BARRIO – Argentinian beef has earned a reputation for being some of the world’s best. It’s widely known for being incomparably tender and richly flavoured, even though it’s rarely seasoned with anything but salt. So what makes Argentine beef taste so good? The answer lies in the lifespan of the beef, from start to finish.
The many breeds of cattle in Argentina thrived in the pampas where there is plenty of cow-friendly grass, resulting in leaner, more flavourful and nutritious beef. Whereas most American beef is grain fed, the bulk of Argentinian cattle feed on the plentiful grass, resulting in more omega-3 fatty acids. That means Argentinian beef produces less risk of cholesterol or heart disease.
Cattle that are raised on grassy plains, eating grass, are much less likely to acquire or spread disease compared to the feed lot cattle of the United States, which are primarily fed grains such as corn. Cows aren’t meant to eat corn, and when they do they become more susceptible to health problems. But the point of feeding them grains is to fatten them up as quickly as possible.
In addition to the way Argentinian beef is raised, the way it’s butchered contributes to its superior flavour. Argentine steaks are cut differently than in the rest of the world, and there’s undeniable logic to it: the cuts are based on the texture of different parts of the cow. An entire cut of tenderloin, called Lomo, for example.
So rather than have a single piece of steak with more than one texture — such as American T-bone or rib-eye — an Argentinian steak will remain consistent all the way through, cooking evenly, and often tender enough to cut with a spoon!

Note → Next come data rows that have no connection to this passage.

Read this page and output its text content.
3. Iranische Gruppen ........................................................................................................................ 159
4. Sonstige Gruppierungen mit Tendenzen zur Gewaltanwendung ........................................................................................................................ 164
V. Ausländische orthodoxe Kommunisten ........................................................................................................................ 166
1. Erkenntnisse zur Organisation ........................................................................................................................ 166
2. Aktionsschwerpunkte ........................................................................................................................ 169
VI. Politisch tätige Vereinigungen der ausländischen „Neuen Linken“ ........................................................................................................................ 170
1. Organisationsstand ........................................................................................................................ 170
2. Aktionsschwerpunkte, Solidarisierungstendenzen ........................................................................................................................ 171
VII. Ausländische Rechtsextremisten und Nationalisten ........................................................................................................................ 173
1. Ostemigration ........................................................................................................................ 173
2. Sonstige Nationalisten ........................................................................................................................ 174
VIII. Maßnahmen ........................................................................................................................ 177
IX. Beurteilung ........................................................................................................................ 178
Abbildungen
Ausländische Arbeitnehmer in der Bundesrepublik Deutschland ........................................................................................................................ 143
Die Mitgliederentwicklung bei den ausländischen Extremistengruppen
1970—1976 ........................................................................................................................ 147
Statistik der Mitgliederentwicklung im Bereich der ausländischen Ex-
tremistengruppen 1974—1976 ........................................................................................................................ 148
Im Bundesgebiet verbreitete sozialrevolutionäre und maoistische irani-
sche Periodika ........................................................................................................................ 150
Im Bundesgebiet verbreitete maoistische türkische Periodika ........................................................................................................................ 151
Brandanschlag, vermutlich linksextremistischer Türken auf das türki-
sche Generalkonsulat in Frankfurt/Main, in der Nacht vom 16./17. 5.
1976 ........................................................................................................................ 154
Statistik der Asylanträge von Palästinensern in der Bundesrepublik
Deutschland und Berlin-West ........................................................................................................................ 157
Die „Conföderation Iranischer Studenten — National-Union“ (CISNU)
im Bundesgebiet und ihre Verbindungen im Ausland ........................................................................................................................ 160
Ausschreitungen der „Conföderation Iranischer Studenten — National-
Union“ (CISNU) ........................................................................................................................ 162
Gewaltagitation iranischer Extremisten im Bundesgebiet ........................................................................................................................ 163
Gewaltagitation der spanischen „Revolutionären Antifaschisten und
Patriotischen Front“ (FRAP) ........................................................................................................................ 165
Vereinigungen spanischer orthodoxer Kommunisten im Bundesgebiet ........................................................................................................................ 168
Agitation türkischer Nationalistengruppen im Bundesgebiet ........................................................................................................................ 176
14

The patience in raising Argentinian cattle also applies to the way Argentinian beef is prepared. Rather than being cooked quickly over a hot propane flame, Argentine steaks are let to cook slowly in a ceramic or stone grill called a parilla, fueled exclusively by wood or charcoal briquettes.
The high heat or the parilla cooks meat indirectly. Rather than being placed directly over the flame, the meat sits off to the side, where it slowly accrues a wonderful, smoky flavor as its internal temperatures rise. That’s another reason Argentinian beef turns out so tender, despite having less fat.